À Liverpool, la séparation avec Mohamed Salah ne se fait pas dans le silence. Elle laisse des traces, des rancœurs, et surtout des voix qui refusent de laisser l’Égyptien partir sous un nuage de critiques. La plus forte, ces derniers jours, vient de Dejan Lovren.

Le défenseur croate, ami proche de Salah et aujourd’hui à PAOK, a décidé de régler ses comptes. Avec les consultants. Avec le manager. Et, en filigrane, avec un club qu’il juge incapable d’avoir protégé l’une de ses plus grandes icônes modernes.

« C’est dégoûtant » : Lovren s’emporte contre le traitement réservé à Salah

Pour Lovren, la saison compliquée de Salah n’excuse rien de ce qui s’est déversé sur lui. Une baisse de régime après un exercice 2024-2025 exceptionnel a suffi pour transformer un monument d’Anfield en cible facile. Trop facile.

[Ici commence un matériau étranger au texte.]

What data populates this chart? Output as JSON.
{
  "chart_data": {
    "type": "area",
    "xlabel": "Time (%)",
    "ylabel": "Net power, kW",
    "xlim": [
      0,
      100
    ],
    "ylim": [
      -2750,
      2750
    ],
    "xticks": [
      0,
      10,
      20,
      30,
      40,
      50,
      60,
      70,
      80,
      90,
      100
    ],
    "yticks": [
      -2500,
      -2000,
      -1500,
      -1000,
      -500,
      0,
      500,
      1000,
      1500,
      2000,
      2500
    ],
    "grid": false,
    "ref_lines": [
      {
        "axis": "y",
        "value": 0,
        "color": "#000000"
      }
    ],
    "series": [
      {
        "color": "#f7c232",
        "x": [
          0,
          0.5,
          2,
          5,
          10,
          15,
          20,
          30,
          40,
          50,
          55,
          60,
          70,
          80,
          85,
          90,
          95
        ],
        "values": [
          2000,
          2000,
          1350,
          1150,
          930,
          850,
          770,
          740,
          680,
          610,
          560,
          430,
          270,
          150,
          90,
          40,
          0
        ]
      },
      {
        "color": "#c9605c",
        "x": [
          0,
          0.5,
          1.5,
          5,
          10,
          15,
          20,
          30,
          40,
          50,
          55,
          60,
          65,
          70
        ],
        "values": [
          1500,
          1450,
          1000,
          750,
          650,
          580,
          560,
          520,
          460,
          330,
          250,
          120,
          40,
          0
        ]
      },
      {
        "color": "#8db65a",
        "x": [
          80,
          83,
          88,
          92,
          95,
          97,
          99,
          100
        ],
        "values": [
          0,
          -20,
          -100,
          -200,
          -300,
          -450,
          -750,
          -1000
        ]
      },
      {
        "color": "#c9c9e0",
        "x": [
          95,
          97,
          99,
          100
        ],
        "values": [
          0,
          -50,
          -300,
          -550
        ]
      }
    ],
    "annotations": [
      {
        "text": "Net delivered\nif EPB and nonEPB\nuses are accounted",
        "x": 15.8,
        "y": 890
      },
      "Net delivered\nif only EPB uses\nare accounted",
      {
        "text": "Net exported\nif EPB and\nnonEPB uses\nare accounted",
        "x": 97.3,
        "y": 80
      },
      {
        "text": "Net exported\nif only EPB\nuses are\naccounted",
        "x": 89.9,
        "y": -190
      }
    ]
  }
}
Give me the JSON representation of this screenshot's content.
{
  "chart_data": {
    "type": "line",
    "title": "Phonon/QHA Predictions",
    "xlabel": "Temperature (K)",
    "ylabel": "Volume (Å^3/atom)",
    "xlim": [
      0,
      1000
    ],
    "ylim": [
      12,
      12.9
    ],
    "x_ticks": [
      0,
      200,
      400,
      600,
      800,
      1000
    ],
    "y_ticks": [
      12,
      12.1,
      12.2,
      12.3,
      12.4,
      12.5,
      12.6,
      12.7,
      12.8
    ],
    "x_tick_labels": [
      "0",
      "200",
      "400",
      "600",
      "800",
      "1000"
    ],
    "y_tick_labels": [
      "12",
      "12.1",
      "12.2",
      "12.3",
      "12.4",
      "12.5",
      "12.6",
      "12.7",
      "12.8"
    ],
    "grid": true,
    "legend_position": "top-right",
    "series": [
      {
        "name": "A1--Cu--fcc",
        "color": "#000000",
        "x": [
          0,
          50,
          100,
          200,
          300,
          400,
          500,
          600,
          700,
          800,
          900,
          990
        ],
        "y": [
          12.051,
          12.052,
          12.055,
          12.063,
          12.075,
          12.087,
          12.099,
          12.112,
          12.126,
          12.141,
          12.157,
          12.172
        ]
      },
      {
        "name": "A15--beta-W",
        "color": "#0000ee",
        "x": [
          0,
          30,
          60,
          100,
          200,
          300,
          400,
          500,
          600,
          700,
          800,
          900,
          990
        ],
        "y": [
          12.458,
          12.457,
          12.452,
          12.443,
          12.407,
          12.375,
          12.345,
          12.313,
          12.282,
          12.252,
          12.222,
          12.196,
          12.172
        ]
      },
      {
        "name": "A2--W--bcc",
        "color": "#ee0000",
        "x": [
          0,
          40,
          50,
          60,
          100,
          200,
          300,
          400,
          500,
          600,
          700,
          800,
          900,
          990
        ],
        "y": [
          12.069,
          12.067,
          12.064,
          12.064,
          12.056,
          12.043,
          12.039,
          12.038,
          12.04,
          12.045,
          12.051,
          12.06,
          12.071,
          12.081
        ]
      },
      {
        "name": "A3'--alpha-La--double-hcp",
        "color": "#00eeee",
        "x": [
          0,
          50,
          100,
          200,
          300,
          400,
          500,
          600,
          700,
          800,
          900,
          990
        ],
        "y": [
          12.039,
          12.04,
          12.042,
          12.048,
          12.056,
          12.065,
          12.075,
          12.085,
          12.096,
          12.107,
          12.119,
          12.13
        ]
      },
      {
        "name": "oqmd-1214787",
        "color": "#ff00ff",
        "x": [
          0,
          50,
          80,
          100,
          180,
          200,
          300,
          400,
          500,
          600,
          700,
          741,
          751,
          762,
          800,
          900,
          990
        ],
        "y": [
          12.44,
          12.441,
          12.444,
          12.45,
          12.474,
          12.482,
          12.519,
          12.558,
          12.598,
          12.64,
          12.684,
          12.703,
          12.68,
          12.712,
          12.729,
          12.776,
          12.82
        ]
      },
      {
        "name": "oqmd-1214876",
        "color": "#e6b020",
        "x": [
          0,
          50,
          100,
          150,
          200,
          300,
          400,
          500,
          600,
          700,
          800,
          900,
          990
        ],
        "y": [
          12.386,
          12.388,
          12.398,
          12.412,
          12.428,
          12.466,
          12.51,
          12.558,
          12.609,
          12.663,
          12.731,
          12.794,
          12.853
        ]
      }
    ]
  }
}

« La façon dont ils l’ont traité cette saison, ce n’est pas dur, c’est dégoûtant », lâche-t-il dans un entretien accordé à WinWin. Il ne comprend pas ce virage brutal du discours médiatique : « Pourquoi ils n’ont pas parlé de lui comme ça pendant les huit ou neuf dernières années ? Expliquez-moi… Une saison, et il redevient la cible. Il y a tellement d’autres problèmes. »

Pour Lovren, la critique sportive s’est muée en attaque personnelle. Salah, recordman de buts de Liverpool en Premier League, s’est retrouvé exposé, isolé, alors que son statut aurait dû lui valoir au minimum un certain respect dans la tempête.

Carragher dans le viseur : « Il joue un rôle à la télé »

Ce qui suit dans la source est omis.